The substitution text could pass as a definition of digitalisation, and there is no sense of transformation e.g. disruption or radical change.  So the original does not appear to be referring to actual digital transformation.

EXAMPLE 3

Lastly, here’s a more shades-of-grey example:

Original:

“Digital transformation can be defined as the migration of companies and societies to a stage in which digital technologies become the backbone of their products and services, giving rise to the development of new forms of operation and new business models”[iv]

Substitution:

Digitalisation can be defined as the migration of companies and societies to a stage in which digital technologies become the backbone of their products and services, giving rise to the development of new forms of operation and new business models”
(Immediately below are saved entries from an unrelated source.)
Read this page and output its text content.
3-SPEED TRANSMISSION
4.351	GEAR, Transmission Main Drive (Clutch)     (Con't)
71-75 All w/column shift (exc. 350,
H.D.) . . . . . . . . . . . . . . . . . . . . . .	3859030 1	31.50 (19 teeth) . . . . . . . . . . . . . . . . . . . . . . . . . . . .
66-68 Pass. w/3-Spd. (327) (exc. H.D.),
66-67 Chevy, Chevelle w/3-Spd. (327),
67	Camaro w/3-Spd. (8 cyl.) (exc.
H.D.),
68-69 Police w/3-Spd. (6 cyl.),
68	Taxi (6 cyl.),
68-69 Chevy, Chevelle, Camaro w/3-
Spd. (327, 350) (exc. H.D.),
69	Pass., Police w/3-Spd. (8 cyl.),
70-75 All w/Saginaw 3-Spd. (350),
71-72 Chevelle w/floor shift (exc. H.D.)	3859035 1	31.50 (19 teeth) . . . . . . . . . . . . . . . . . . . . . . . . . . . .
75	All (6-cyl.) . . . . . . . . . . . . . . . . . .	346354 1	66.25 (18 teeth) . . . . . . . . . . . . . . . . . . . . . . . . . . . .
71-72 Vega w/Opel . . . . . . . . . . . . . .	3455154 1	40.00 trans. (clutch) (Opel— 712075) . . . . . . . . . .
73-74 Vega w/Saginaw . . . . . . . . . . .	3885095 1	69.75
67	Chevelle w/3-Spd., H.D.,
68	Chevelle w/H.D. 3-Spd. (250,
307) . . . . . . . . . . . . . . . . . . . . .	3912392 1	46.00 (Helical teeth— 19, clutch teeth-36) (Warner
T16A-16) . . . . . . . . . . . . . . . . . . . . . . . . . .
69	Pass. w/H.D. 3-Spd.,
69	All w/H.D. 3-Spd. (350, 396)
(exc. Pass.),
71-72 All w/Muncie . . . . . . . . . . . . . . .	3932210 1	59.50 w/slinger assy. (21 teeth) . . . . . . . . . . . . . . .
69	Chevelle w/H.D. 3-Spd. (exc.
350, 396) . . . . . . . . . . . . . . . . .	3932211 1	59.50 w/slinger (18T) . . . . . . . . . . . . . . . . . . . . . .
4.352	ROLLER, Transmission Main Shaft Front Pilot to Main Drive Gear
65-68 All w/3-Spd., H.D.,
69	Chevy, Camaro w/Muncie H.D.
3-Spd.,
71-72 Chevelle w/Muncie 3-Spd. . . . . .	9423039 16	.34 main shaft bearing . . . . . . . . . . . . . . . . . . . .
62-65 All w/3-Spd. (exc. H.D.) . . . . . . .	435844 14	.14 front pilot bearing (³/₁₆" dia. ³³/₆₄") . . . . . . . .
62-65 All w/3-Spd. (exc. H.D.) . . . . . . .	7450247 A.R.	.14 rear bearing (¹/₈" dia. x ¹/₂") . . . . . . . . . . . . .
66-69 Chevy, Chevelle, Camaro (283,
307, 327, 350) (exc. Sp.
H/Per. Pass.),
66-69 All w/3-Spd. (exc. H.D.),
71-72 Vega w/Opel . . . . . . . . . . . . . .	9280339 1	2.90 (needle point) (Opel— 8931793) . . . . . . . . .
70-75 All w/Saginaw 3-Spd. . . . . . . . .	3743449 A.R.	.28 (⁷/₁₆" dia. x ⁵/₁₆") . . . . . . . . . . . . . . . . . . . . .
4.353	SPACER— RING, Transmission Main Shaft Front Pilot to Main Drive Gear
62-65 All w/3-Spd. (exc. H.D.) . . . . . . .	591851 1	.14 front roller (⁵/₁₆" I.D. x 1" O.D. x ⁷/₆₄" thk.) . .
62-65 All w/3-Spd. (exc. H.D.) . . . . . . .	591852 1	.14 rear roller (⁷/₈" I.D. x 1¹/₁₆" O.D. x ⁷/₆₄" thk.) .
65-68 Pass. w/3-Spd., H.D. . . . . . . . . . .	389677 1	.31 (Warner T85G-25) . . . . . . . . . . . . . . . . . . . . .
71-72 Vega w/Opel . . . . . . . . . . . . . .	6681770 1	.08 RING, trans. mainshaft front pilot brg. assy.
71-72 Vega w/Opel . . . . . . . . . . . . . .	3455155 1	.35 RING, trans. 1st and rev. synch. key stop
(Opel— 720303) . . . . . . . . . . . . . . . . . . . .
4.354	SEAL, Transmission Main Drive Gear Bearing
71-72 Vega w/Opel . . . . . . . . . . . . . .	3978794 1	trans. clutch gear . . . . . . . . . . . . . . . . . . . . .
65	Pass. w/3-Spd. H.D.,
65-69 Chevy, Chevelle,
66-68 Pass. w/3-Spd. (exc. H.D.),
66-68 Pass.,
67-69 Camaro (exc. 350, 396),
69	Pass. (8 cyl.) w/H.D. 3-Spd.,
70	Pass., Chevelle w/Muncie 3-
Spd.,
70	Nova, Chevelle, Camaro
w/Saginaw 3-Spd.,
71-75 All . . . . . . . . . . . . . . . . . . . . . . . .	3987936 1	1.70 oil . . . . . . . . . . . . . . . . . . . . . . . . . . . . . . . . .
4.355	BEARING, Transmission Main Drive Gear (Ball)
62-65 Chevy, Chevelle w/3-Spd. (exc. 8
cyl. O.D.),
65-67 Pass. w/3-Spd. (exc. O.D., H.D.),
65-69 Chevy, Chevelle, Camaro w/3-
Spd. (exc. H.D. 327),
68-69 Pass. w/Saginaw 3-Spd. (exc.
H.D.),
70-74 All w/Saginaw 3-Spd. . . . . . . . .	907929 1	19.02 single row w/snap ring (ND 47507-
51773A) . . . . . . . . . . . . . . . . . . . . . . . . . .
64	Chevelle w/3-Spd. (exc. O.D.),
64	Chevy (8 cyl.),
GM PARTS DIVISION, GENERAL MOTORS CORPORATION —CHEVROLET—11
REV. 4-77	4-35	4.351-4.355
The substitution text could work but it is quite a bold definition of digitalisation.  You could argue that it fits with those approaches that see digitalisation encompassing all digital change from the incremental to the transformative.  However, it seems to be ignoring the incremental improvement and redesign elements of the digitalisation spectrum.  Since it also takes things beyond the individual process / system focus of digitalisation, I would lean towards saying the original definition passes the test and does reflect actual digital transformation.  But it’s debatable.

CONCLUSION

The substitution test only focuses on one aspect of what digital transformation truly means: you can find the other DX4D principles here.

However, it will in some cases help to identify definitions and other usages which can appear to be X-washing: the re-badging as “digital transformation” of something that is not.

The test can also be used for more than just definitions; for example, in the assessment of policies or strategies or projects – are they transformative or are they actually just standard digitalisation, re-badged to make them look more modern and innovative.


[i] Terms other than “digitalisation” can also be used for substitution e.g. “digitisation” or “automation”.

[ii] Google/Oxford Languages definition

[iii] Serna Gómez, J.H., Díaz-Piraquive, F.N., Muriel-Perea, Y.D.J. and Díaz Peláez, A. (2021). Advances, opportunities, and challenges in the digital transformation of HEIs in Latin America. In: D. Burgos & J.W. Branch (eds), Radical Solutions for Digital Transformation in Latin American Universities, Springer, Singapore, 55-75.

[iv] CEPAL (2020). Food Systems and COVID-19 in Latin America and the Caribbean N° 8: The Opportunity for Digital Transformation. CEPAL, Santiago, Chile.